Yerel yöneticiler, askerler ile görüşüp, hayal ettiğim Mogul Bahçelerini ve hatta Vali Konağını ve yanı başındaki muhteşem koruyu, Dal gölünü dolaştıktan sonra bir şekilde Müslüman muhaliflerle de temas edebilmiş, onları dinleme imkanı da bulabilmiştim. Hindistan ve Pakistan arasında bir barış cenneti olabilecek ve herkesten önce iki ülkeye ve bölgeye muhteşem katkıları olacak Keşmir sorununun çözülememesi ne kadar üzücü. Keşmir’den ayrılırken sanki Kıbrıs’tan ayrılıyormuş gibi buruk hissettim. Pakistan bölümüne ise maalesef çıkan fırsatlar ya deprem ya başka sorunlar nedeniyle hep ertelendi. Kısmet.
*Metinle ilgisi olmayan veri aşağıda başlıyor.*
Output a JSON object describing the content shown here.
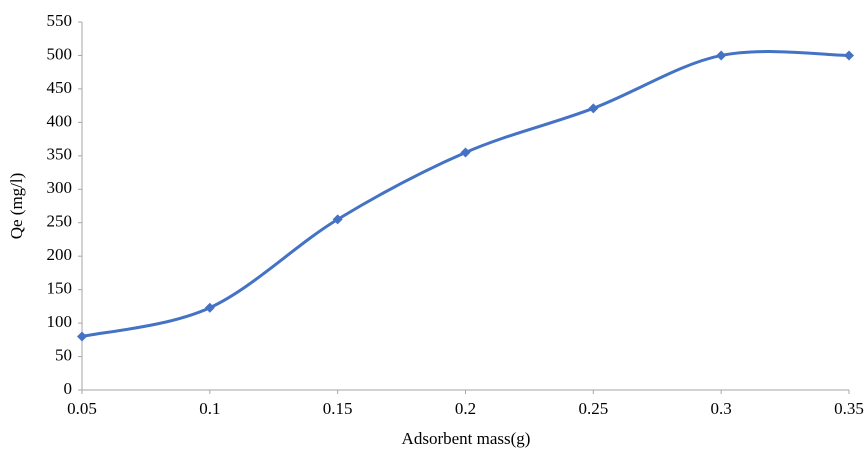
{
  "chart_data": {
    "type": "line",
    "x": [
      0.05,
      0.1,
      0.15,
      0.2,
      0.25,
      0.3,
      0.35
    ],
    "values": [
      80,
      123,
      255,
      355,
      421,
      500,
      500
    ],
    "color": "#4472c4",
    "marker": "diamond",
    "smooth": true,
    "xlim": [
      0.05,
      0.35
    ],
    "xticks": [
      0.05,
      0.1,
      0.15,
      0.2,
      0.25,
      0.3,
      0.35
    ],
    "ylim": [
      0,
      550
    ],
    "yticks": [
      0,
      50,
      100,
      150,
      200,
      250,
      300,
      350,
      400,
      450,
      500,
      550
    ],
    "grid": false,
    "xlabel": "Adsorbent mass(g)",
    "ylabel": "Qe (mg/l)"
  }
}
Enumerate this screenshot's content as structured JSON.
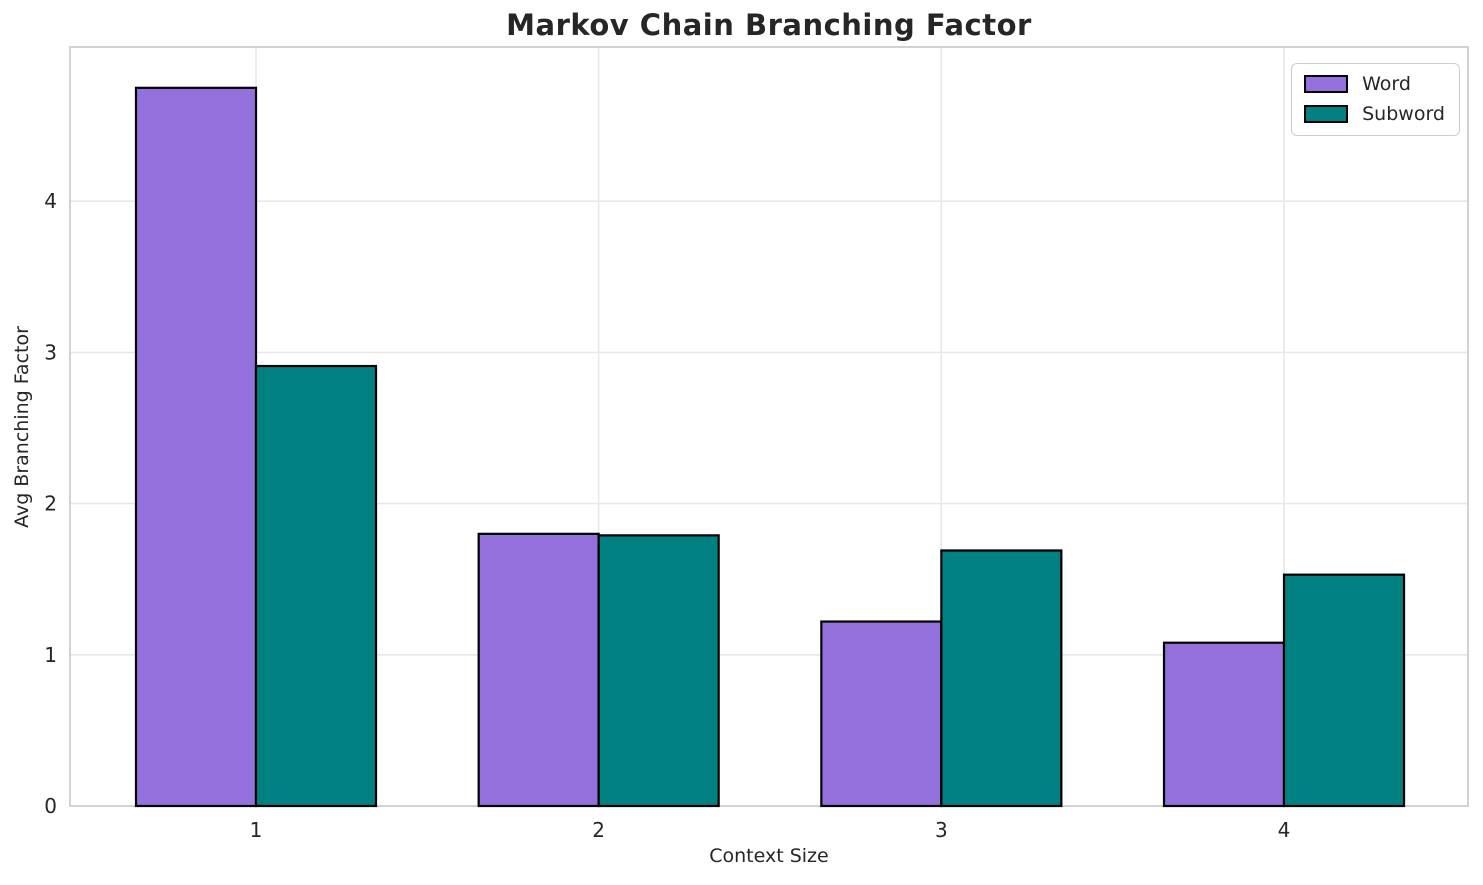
{
  "chart_data": {
    "type": "bar",
    "title": "Markov Chain Branching Factor",
    "xlabel": "Context Size",
    "ylabel": "Avg Branching Factor",
    "categories": [
      "1",
      "2",
      "3",
      "4"
    ],
    "series": [
      {
        "name": "Word",
        "color": "#9370DB",
        "values": [
          4.75,
          1.8,
          1.22,
          1.08
        ]
      },
      {
        "name": "Subword",
        "color": "#008080",
        "values": [
          2.91,
          1.79,
          1.69,
          1.53
        ]
      }
    ],
    "bar_edge_color": "#000000",
    "yticks": [
      0,
      1,
      2,
      3,
      4
    ],
    "ylim": [
      0,
      5.02
    ],
    "grid": true,
    "legend_position": "upper right"
  },
  "styles": {
    "background": "#ffffff",
    "grid_color": "#e8e8e8",
    "spine_color": "#d2d2d2",
    "text_color": "#262626",
    "title_color": "#262626"
  }
}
Yıllar önce, 1990’larda. Daha henüz ateşkes ilan edilmemiş. Dağlık Karabağ'da Rus destekli Ermeni saldırıları ilerliyor. Şehirler, reyonlar ardı ardına Ermenilerin eline geçiyor. TRT ve AA ekibi olarak savaşı izliyoruz, içimiz parçalanıyor kaçkınları gördükçe, perişanlığa ve acımasızlığa şahit oldukça. Bir an geldi, bir yan İran, üç yanımız Ermeni askerlerinin işgal ettiği topraklar; kuşatıldık. Birkaç dakika değerlendirdikten sonra "yakalanırsak en fazla işkence görürüz, İranlılar bizi öldürmez, bir süre sonra Türkiye'ye iade eder" deyip İran topraklarına girdik. İran Azerbaycanlı kaçkınlar rahat özgür bölgelere ulaşsınlar diye büyük bir insanlık örneği sergileyerek, sınırlarını 30 kilometre kadar ileriye aldığından, rahatça giriyoruz İran topraklarına. Hatta benzin biten aracımıza terk edilen bir askeri garnizondan bir büyük bidon benzin de "ödünç" alıyoruz. 90 kilometre kadar sınır boyundan gittikten sonra tekrar Beylegan civarında Azerbaycan toprağına dönüyoruz. Surat Hüseyinov darbe yapmış. Nahcivan'dan gelen Haydar Aliyev olağanüstü hal ilan etmiş Meclisi Ali Reisi sıfatıyla. Gece yarısını geçtiğinden, sokağa çıkma yasağını delmiş olacağımızdan çeşitli tehlikeler doğabileceğinden ana yoldan değil, tali yollardan Bakü'ye doğru yola devam ediyoruz.
Gece 03;45 civarında bir çiftliğin ışıklarını görüyoruz. Nerdeyse 20 saattir yememiş, içmemiş olduğumuzdan tükenmiş vaziyetteyiz. Eğer asker varsa teslim oluruz deyip ışığa doğru ilerliyoruz. Kapıya çok az kala gür bir ses duyuyoruz. "Hatun kalk, konaklar var!" Türk kültürü. O saatte tandır yakıldı, ellerindeki birkaç tavuk pişirildi. Bağdan üzüm getirildi ve bize mükellef bir ziyafet verildi. Bu arada sohbette öğrendik. Bizi misafir eden, pürüzsüz "Kıbrıs şivesi" benzeri bir şiveyle konuşan bu insanlar Agdam göçmeniydiler. Bir akrabaları onları geçici olarak o bağ evine yerleştirmişti. Gözlerden yaşlar boşandı. O akşam hayatımın en müthiş deneyimlerinden birini yaşadım. Bir kez daha da gerçek vatanın lisan olduğuna kani oldum.